Rabbi Becker said “thousands and thousands” of people had donated to Agudath Israel of America’s fund-raising campaign from its 200 affiliated synagogues across the country, 80 percent of which are in the New York area, he said.

The Union for Reform Judaism, an umbrella group of Reform congregations, has been directing donors to the World Union for Progressive Judaism, which said on Friday that it had collected $600,000 since the war began.

Rabbi Moshe Hauer, the executive vice president of the Orthodox Union, said the organization had so far collected “many hundreds of thousands of dollars” in donations, most of which went toward helping people flee Ukraine.

“Renting a bus, which would have been $700 a month ago, is running north of $15,000 now,” he said. “The bus rides are taking many, many times the normal amount of time to get from Point A to Point B because they have to find roads that are passable and bridges that aren’t blown up.”

Orthodox Jewish leaders said that many in their community were especially concerned about the war because of Ukraine’s place in the history of Hasidic Judaism.

The Hasidic movement, an ultra-Orthodox branch of Judaism, was founded in Western Ukraine in the 18th century and today has tens of thousands of adherents in New York City.

Hasidic religious sites in Ukraine, like the grave of Rebbe Nachman of Breslov in the town of Uman, draw tens of thousands of pilgrims every year, making it a place that many find both familiar and holy, Rabbi Becker said. “People who don’t have any family ties to Ukraine at all still go to visit these Hasidic sites,” he said.

Mr. Kliger, of the American Jewish Committee, estimates that 40 percent of the immigrant community in New York City is originally from Ukraine, 35 percent is from Russia, and the remainder are from smaller countries like Belarus or Moldova.
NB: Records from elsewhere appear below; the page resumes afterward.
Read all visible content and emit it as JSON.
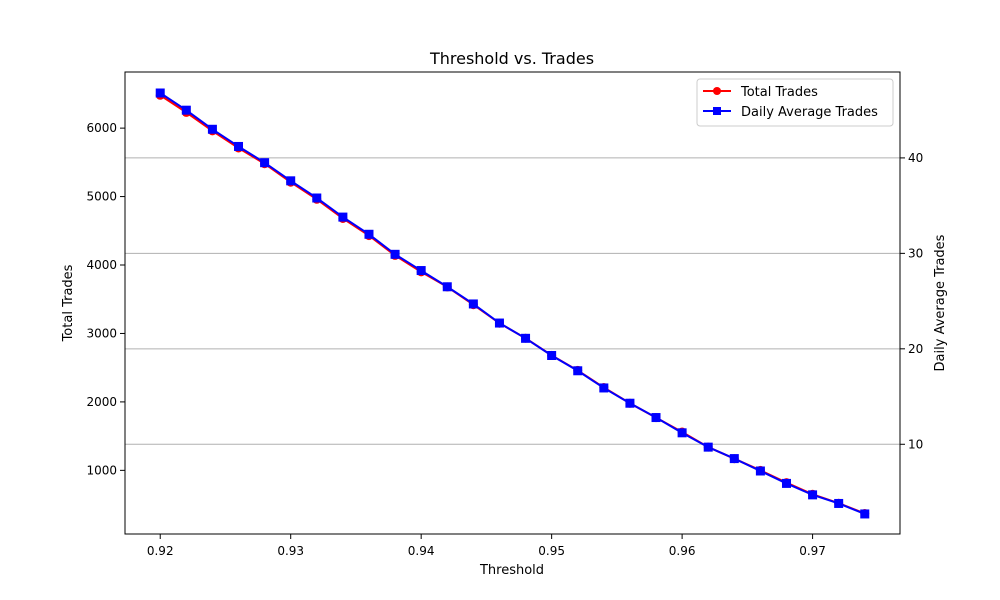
{
  "chart_data": {
    "type": "line",
    "title": "Threshold vs. Trades",
    "xlabel": "Threshold",
    "ylabel": "Total Trades",
    "y2label": "Daily Average Trades",
    "xlim": [
      0.9173,
      0.9767
    ],
    "ylim": [
      70,
      6820
    ],
    "y2lim": [
      0.6,
      49.0
    ],
    "x_ticks": [
      "0.92",
      "0.93",
      "0.94",
      "0.95",
      "0.96",
      "0.97"
    ],
    "y_ticks": [
      "1000",
      "2000",
      "3000",
      "4000",
      "5000",
      "6000"
    ],
    "y2_ticks": [
      "10",
      "20",
      "30",
      "40"
    ],
    "grid": "right-axis horizontal lines",
    "legend_position": "top-right",
    "x": [
      0.92,
      0.922,
      0.924,
      0.926,
      0.928,
      0.93,
      0.932,
      0.934,
      0.936,
      0.938,
      0.94,
      0.942,
      0.944,
      0.946,
      0.948,
      0.95,
      0.952,
      0.954,
      0.956,
      0.958,
      0.96,
      0.962,
      0.964,
      0.966,
      0.968,
      0.97,
      0.972,
      0.974
    ],
    "series": [
      {
        "name": "Total Trades",
        "axis": "left",
        "color": "#ff0000",
        "marker": "circle",
        "values": [
          6480,
          6230,
          5960,
          5710,
          5480,
          5210,
          4960,
          4680,
          4430,
          4140,
          3900,
          3680,
          3420,
          3150,
          2930,
          2680,
          2460,
          2210,
          1980,
          1770,
          1560,
          1340,
          1170,
          1000,
          820,
          650,
          520,
          370
        ]
      },
      {
        "name": "Daily Average Trades",
        "axis": "right",
        "color": "#0000ff",
        "marker": "square",
        "values": [
          46.8,
          45.0,
          43.0,
          41.2,
          39.5,
          37.6,
          35.8,
          33.8,
          32.0,
          29.9,
          28.2,
          26.5,
          24.7,
          22.7,
          21.1,
          19.3,
          17.7,
          15.9,
          14.3,
          12.8,
          11.2,
          9.7,
          8.5,
          7.2,
          5.9,
          4.7,
          3.8,
          2.7
        ]
      }
    ]
  }
}
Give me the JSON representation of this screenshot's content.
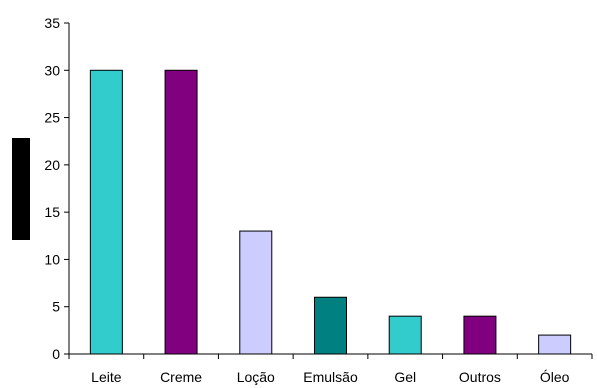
{
  "chart_data": {
    "type": "bar",
    "categories": [
      "Leite",
      "Creme",
      "Loção",
      "Emulsão",
      "Gel",
      "Outros",
      "Óleo"
    ],
    "values": [
      30,
      30,
      13,
      6,
      4,
      4,
      2
    ],
    "colors": [
      "#33CCCC",
      "#800080",
      "#CCCCFF",
      "#008080",
      "#33CCCC",
      "#800080",
      "#CCCCFF"
    ],
    "ylim": [
      0,
      35
    ],
    "yticks": [
      0,
      5,
      10,
      15,
      20,
      25,
      30,
      35
    ],
    "grid": false,
    "legend": "none",
    "title": "",
    "xlabel": "",
    "ylabel": ""
  }
}
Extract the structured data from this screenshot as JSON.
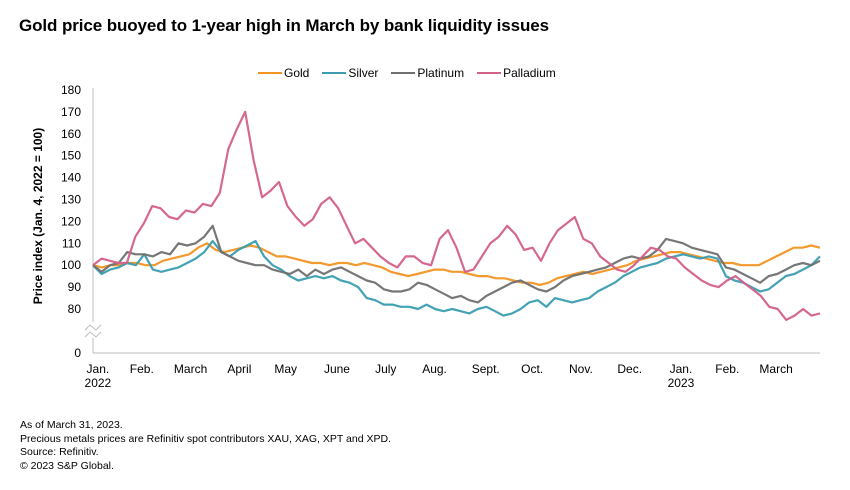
{
  "chart_data": {
    "type": "line",
    "title": "Gold price buoyed to 1-year high in March by bank liquidity issues",
    "xlabel": "",
    "ylabel": "Price index (Jan. 4, 2022 = 100)",
    "ylim": [
      0,
      180
    ],
    "axis_break": [
      0,
      75
    ],
    "y_ticks": [
      0,
      80,
      90,
      100,
      110,
      120,
      130,
      140,
      150,
      160,
      170,
      180
    ],
    "x_range_months": [
      0,
      14.9
    ],
    "x_ticks": [
      {
        "label": "Jan.",
        "sub": "2022",
        "month": 0.1
      },
      {
        "label": "Feb.",
        "sub": "",
        "month": 1.0
      },
      {
        "label": "March",
        "sub": "",
        "month": 2.0
      },
      {
        "label": "April",
        "sub": "",
        "month": 3.0
      },
      {
        "label": "May",
        "sub": "",
        "month": 3.95
      },
      {
        "label": "June",
        "sub": "",
        "month": 5.0
      },
      {
        "label": "July",
        "sub": "",
        "month": 6.0
      },
      {
        "label": "Aug.",
        "sub": "",
        "month": 7.0
      },
      {
        "label": "Sept.",
        "sub": "",
        "month": 8.05
      },
      {
        "label": "Oct.",
        "sub": "",
        "month": 9.0
      },
      {
        "label": "Nov.",
        "sub": "",
        "month": 10.0
      },
      {
        "label": "Dec.",
        "sub": "",
        "month": 11.0
      },
      {
        "label": "Jan.",
        "sub": "2023",
        "month": 12.05
      },
      {
        "label": "Feb.",
        "sub": "",
        "month": 13.0
      },
      {
        "label": "March",
        "sub": "",
        "month": 14.0
      }
    ],
    "legend_position": "top-center",
    "grid": false,
    "x_step_months": 0.23,
    "series": [
      {
        "name": "Gold",
        "color": "#F29423",
        "values": [
          100,
          99,
          100,
          100,
          101,
          101,
          100,
          100,
          102,
          103,
          104,
          105,
          108,
          110,
          107,
          106,
          107,
          108,
          109,
          108,
          106,
          104,
          104,
          103,
          102,
          101,
          101,
          100,
          101,
          101,
          100,
          101,
          100,
          99,
          97,
          96,
          95,
          96,
          97,
          98,
          98,
          97,
          97,
          96,
          95,
          95,
          94,
          94,
          93,
          92,
          92,
          91,
          92,
          94,
          95,
          96,
          97,
          96,
          97,
          98,
          99,
          100,
          102,
          103,
          104,
          105,
          106,
          106,
          105,
          104,
          103,
          102,
          101,
          101,
          100,
          100,
          100,
          102,
          104,
          106,
          108,
          108,
          109,
          108
        ]
      },
      {
        "name": "Silver",
        "color": "#3A9DB1",
        "values": [
          100,
          96,
          98,
          99,
          101,
          100,
          105,
          98,
          97,
          98,
          99,
          101,
          103,
          106,
          111,
          106,
          104,
          107,
          109,
          111,
          104,
          100,
          98,
          95,
          93,
          94,
          95,
          94,
          95,
          93,
          92,
          90,
          85,
          84,
          82,
          82,
          81,
          81,
          80,
          82,
          80,
          79,
          80,
          79,
          78,
          80,
          81,
          79,
          77,
          78,
          80,
          83,
          84,
          81,
          85,
          84,
          83,
          84,
          85,
          88,
          90,
          92,
          95,
          97,
          99,
          100,
          101,
          103,
          104,
          105,
          104,
          103,
          104,
          103,
          95,
          93,
          92,
          90,
          88,
          89,
          92,
          95,
          96,
          98,
          100,
          104
        ]
      },
      {
        "name": "Platinum",
        "color": "#707070",
        "values": [
          100,
          97,
          100,
          101,
          106,
          105,
          105,
          104,
          106,
          105,
          110,
          109,
          110,
          113,
          118,
          106,
          104,
          102,
          101,
          100,
          100,
          98,
          97,
          96,
          98,
          95,
          98,
          96,
          98,
          99,
          97,
          95,
          93,
          92,
          89,
          88,
          88,
          89,
          92,
          91,
          89,
          87,
          85,
          86,
          84,
          83,
          86,
          88,
          90,
          92,
          93,
          91,
          89,
          88,
          90,
          93,
          95,
          96,
          97,
          98,
          99,
          101,
          103,
          104,
          103,
          104,
          107,
          112,
          111,
          110,
          108,
          107,
          106,
          105,
          99,
          98,
          96,
          94,
          92,
          95,
          96,
          98,
          100,
          101,
          100,
          102
        ]
      },
      {
        "name": "Palladium",
        "color": "#D26088",
        "values": [
          100,
          103,
          102,
          101,
          101,
          113,
          119,
          127,
          126,
          122,
          121,
          125,
          124,
          128,
          127,
          133,
          153,
          162,
          170,
          148,
          131,
          134,
          138,
          127,
          122,
          118,
          121,
          128,
          131,
          126,
          118,
          110,
          112,
          108,
          104,
          101,
          99,
          104,
          104,
          101,
          100,
          112,
          116,
          108,
          97,
          98,
          104,
          110,
          113,
          118,
          114,
          107,
          108,
          102,
          110,
          116,
          119,
          122,
          112,
          110,
          104,
          101,
          98,
          97,
          100,
          104,
          108,
          107,
          104,
          103,
          99,
          96,
          93,
          91,
          90,
          93,
          95,
          92,
          89,
          86,
          81,
          80,
          75,
          77,
          80,
          77,
          78
        ]
      }
    ]
  },
  "title": "Gold price buoyed to 1-year high in March by bank liquidity issues",
  "legend": [
    {
      "label": "Gold",
      "color": "#F29423"
    },
    {
      "label": "Silver",
      "color": "#3A9DB1"
    },
    {
      "label": "Platinum",
      "color": "#707070"
    },
    {
      "label": "Palladium",
      "color": "#D26088"
    }
  ],
  "footer": [
    "As of March 31, 2023.",
    "Precious metals prices are Refinitiv spot contributors XAU, XAG, XPT and XPD.",
    "Source: Refinitiv.",
    "© 2023 S&P Global."
  ]
}
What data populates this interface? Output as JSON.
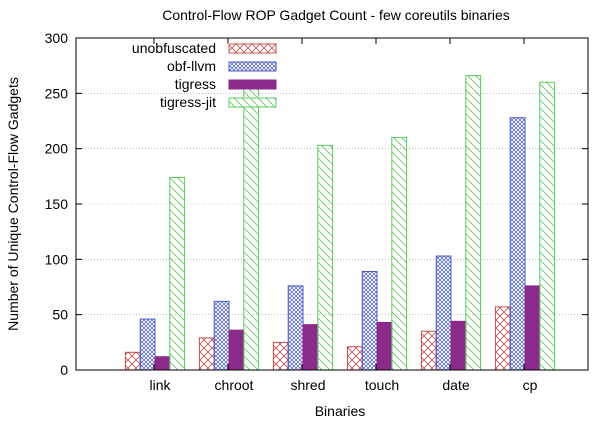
{
  "chart_data": {
    "type": "bar",
    "title": "Control-Flow ROP Gadget Count - few coreutils binaries",
    "xlabel": "Binaries",
    "ylabel": "Number of Unique Control-Flow Gadgets",
    "ylim": [
      0,
      300
    ],
    "yticks": [
      0,
      50,
      100,
      150,
      200,
      250,
      300
    ],
    "grid": true,
    "legend_position": "top-left",
    "categories": [
      "link",
      "chroot",
      "shred",
      "touch",
      "date",
      "cp"
    ],
    "series": [
      {
        "name": "unobfuscated",
        "color": "#c0504d",
        "values": [
          16,
          29,
          25,
          21,
          35,
          57
        ]
      },
      {
        "name": "obf-llvm",
        "color": "#4a5bc4",
        "values": [
          46,
          62,
          76,
          89,
          103,
          228
        ]
      },
      {
        "name": "tigress",
        "color": "#8b2a8b",
        "values": [
          12,
          36,
          41,
          43,
          44,
          76
        ]
      },
      {
        "name": "tigress-jit",
        "color": "#5bc85b",
        "values": [
          174,
          259,
          203,
          210,
          266,
          260
        ]
      }
    ]
  }
}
Russian is a commonly spoken first language in the community, and it is the mother tongue of President Zelensky, he said. In years past, many Jewish New Yorkers who spoke Russian did not object to being described as “Russian Jews,” even if they were from Ukraine, Mr. Kliger said.

But since Russia’s conflict with Ukraine first began in 2014, there had been a shift in the way many Jewish immigrants thought about themselves.

“People started to feel that they have a special Ukrainian identity in addition to their Jewish identity, so they started saying they were Ukrainian Jews,” Mr. Kliger said. “They didn’t want anyone to call them Russian Jews anymore. In the past, people didn’t care as much.”